Cool as a cucumber, that was how she’d play it. Yep, a cucumber. Which was roughly the size of his—
Stop it!
She squeezed her eyes shut and massaged her temple to eradicate the memories, his hardness against her palm, his thickness stretching her. He’d hurt her at first—her own fault, she readily admitted—but then, oh Gloria. The best fuck of her life. But she hadn’t had that many men, so maybe he wasn’t that good; perhaps she lacked experience to judge.

No, he was that good
. And so sure of himself, he didn’t realize he didn’t know where she lived. Ha!

She peeked at a frowning Bethany and faked a reassuring smile.

“Do you have the address?” she purred into the phone. There! Neutral enough to fly over Bethany’s head and pointed enough to get the message through his thick one.

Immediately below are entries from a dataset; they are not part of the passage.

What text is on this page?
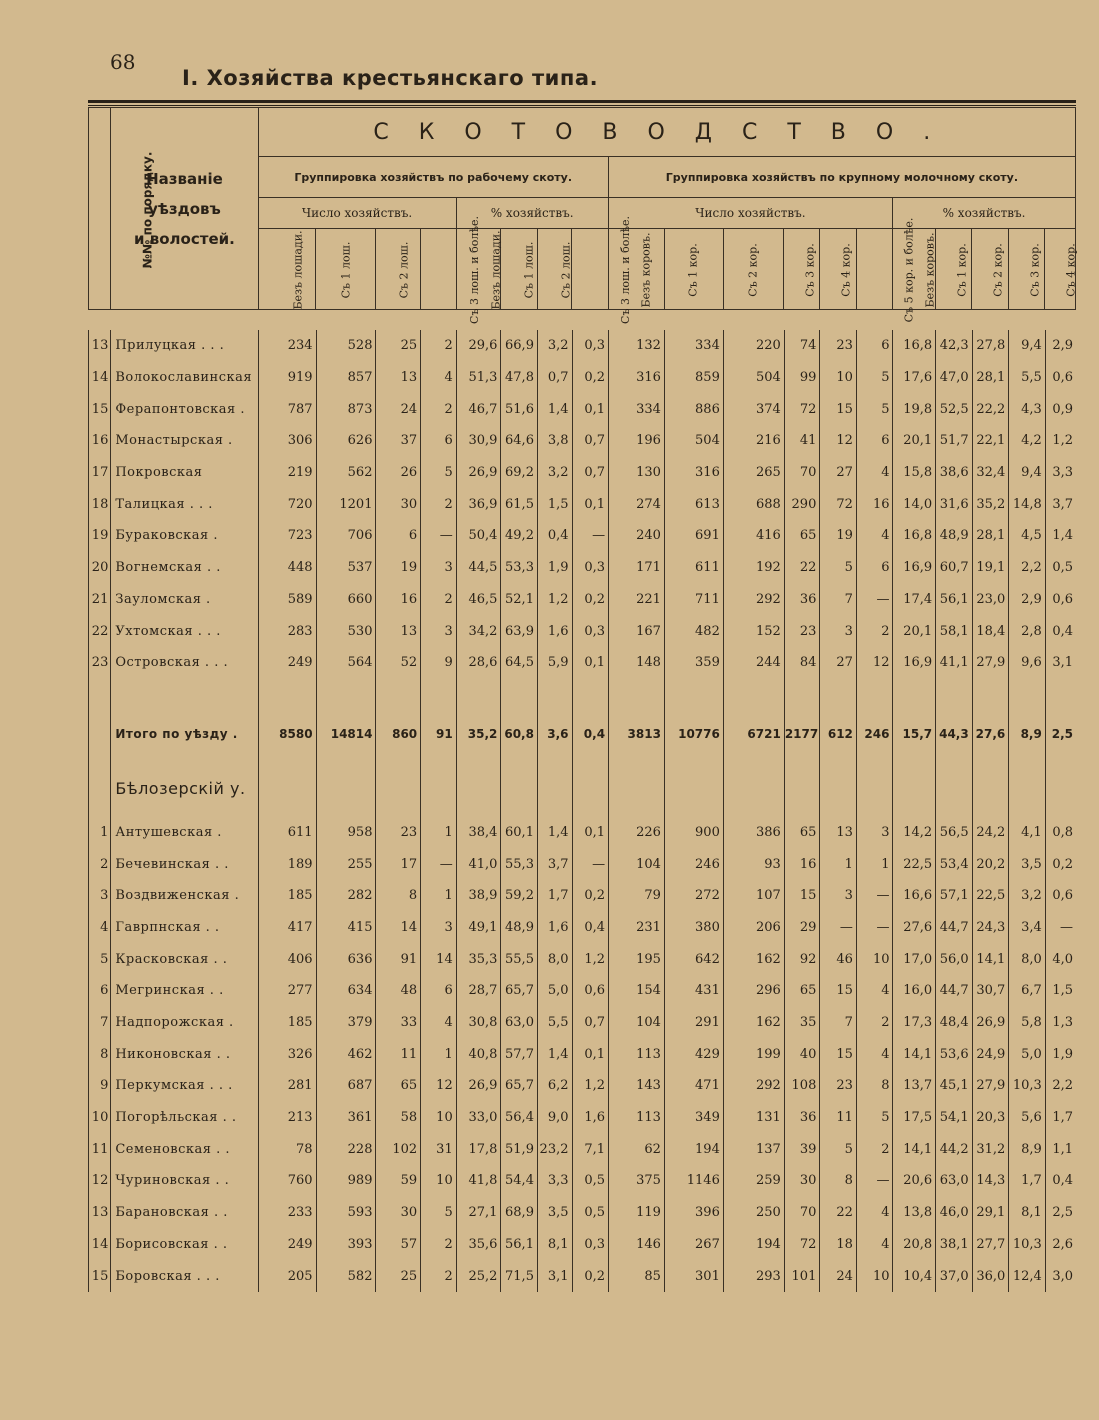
68
I. Хозяйства крестьянскаго типа.
№№ по порядку.	Названіе уѣздовъ
и волостей.	СКОТОВОДСТВО.																		
		Группировка хозяйствъ по рабочему скоту.								Группировка хозяйствъ по крупному молочному скоту.										
		Число хозяйствъ.				% хозяйствъ.				Число хозяйствъ.						% хозяйствъ.				
		Безъ лошади.	Съ 1 лош.	Съ 2 лош.	Съ 3 лош. и болѣе.	Безъ лошади.	Съ 1 лош.	Съ 2 лош.	Съ 3 лош. и болѣе.	Безъ коровъ.	Съ 1 кор.	Съ 2 кор.	Съ 3 кор.	Съ 4 кор.	Съ 5 кор. и болѣе.	Безъ коровъ.	Съ 1 кор.	Съ 2 кор.	Съ 3 кор.	Съ 4 кор.
13	Прилуцкая . . .	234	528	25	2	29,6	66,9	3,2	0,3	132	334	220	74	23	6	16,8	42,3	27,8	9,4	2,9
14	Волокославинская	919	857	13	4	51,3	47,8	0,7	0,2	316	859	504	99	10	5	17,6	47,0	28,1	5,5	0,6
15	Ферапонтовская .	787	873	24	2	46,7	51,6	1,4	0,1	334	886	374	72	15	5	19,8	52,5	22,2	4,3	0,9
16	Монастырская .	306	626	37	6	30,9	64,6	3,8	0,7	196	504	216	41	12	6	20,1	51,7	22,1	4,2	1,2
17	Покровская	219	562	26	5	26,9	69,2	3,2	0,7	130	316	265	70	27	4	15,8	38,6	32,4	9,4	3,3
18	Талицкая . . .	720	1201	30	2	36,9	61,5	1,5	0,1	274	613	688	290	72	16	14,0	31,6	35,2	14,8	3,7
19	Бураковская .	723	706	6	—	50,4	49,2	0,4	—	240	691	416	65	19	4	16,8	48,9	28,1	4,5	1,4
20	Вогнемская . .	448	537	19	3	44,5	53,3	1,9	0,3	171	611	192	22	5	6	16,9	60,7	19,1	2,2	0,5
21	Зауломская .	589	660	16	2	46,5	52,1	1,2	0,2	221	711	292	36	7	—	17,4	56,1	23,0	2,9	0,6
22	Ухтомская . . .	283	530	13	3	34,2	63,9	1,6	0,3	167	482	152	23	3	2	20,1	58,1	18,4	2,8	0,4
23	Островская . . .	249	564	52	9	28,6	64,5	5,9	0,1	148	359	244	84	27	12	16,9	41,1	27,9	9,6	3,1

	Итого по уѣзду .	8580	14814	860	91	35,2	60,8	3,6	0,4	3813	10776	6721	2177	612	246	15,7	44,3	27,6	8,9	2,5
	Бѣлозерскій у.																			
1	Антушевская .	611	958	23	1	38,4	60,1	1,4	0,1	226	900	386	65	13	3	14,2	56,5	24,2	4,1	0,8
2	Бечевинская . .	189	255	17	—	41,0	55,3	3,7	—	104	246	93	16	1	1	22,5	53,4	20,2	3,5	0,2
3	Воздвиженская .	185	282	8	1	38,9	59,2	1,7	0,2	79	272	107	15	3	—	16,6	57,1	22,5	3,2	0,6
4	Гаврпнская . .	417	415	14	3	49,1	48,9	1,6	0,4	231	380	206	29	—	—	27,6	44,7	24,3	3,4	—
5	Красковская . .	406	636	91	14	35,3	55,5	8,0	1,2	195	642	162	92	46	10	17,0	56,0	14,1	8,0	4,0
6	Мегринская . .	277	634	48	6	28,7	65,7	5,0	0,6	154	431	296	65	15	4	16,0	44,7	30,7	6,7	1,5
7	Надпорожская .	185	379	33	4	30,8	63,0	5,5	0,7	104	291	162	35	7	2	17,3	48,4	26,9	5,8	1,3
8	Никоновская . .	326	462	11	1	40,8	57,7	1,4	0,1	113	429	199	40	15	4	14,1	53,6	24,9	5,0	1,9
9	Перкумская . . .	281	687	65	12	26,9	65,7	6,2	1,2	143	471	292	108	23	8	13,7	45,1	27,9	10,3	2,2
10	Погорѣльская . .	213	361	58	10	33,0	56,4	9,0	1,6	113	349	131	36	11	5	17,5	54,1	20,3	5,6	1,7
11	Семеновская . .	78	228	102	31	17,8	51,9	23,2	7,1	62	194	137	39	5	2	14,1	44,2	31,2	8,9	1,1
12	Чуриновская . .	760	989	59	10	41,8	54,4	3,3	0,5	375	1146	259	30	8	—	20,6	63,0	14,3	1,7	0,4
13	Барановская . .	233	593	30	5	27,1	68,9	3,5	0,5	119	396	250	70	22	4	13,8	46,0	29,1	8,1	2,5
14	Борисовская . .	249	393	57	2	35,6	56,1	8,1	0,3	146	267	194	72	18	4	20,8	38,1	27,7	10,3	2,6
15	Боровская . . .	205	582	25	2	25,2	71,5	3,1	0,2	85	301	293	101	24	10	10,4	37,0	36,0	12,4	3,0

“Four seventeen Drury Lane. Apartment 217.”

Her jaw dropped. “Y-you… How…?” she sputtered.

“Being the deputy chief of police has its perks. See you soon.”

“No!” she cried, but he’d already hung up. She didn’t even have his cell number. When he’d called her to set up the meeting at the bar, he’d called from the police department, so she only had that number on her caller ID. She had a hunch she’d have a lot more trouble getting past the guardian dragons to the deputy chief of police than the deputy chief of police had getting to her.

She almost slammed the phone down but belatedly remembered Bethany. “That will be fine. Thanks for the information,” she said to empty air and gently replaced the receiver.

“You call the deputy police chief Mark?”

“It’s his name.”

Bethany curled her mouth with distaste. “It sounded like you two were having a lover’s spat. What was that all about? How do you know him?”

Bethany had been a friend first, but she was also an employee, and although the two roles often entwined, what business was it of Bethany’s—who’d unilaterally tabled a program she was supposed to develop—to question her phone calls? Stephanie didn’t answer to her—least of all about her private life. If she and Mark had been having a lover’s spat, it was inappropriate for Bethany to inquire about it. Nor did Stephanie appreciate the censure on her program coordinator’s face that she might be in a relationship with a man. Men were not the enemy! They were as injured by sexism as women.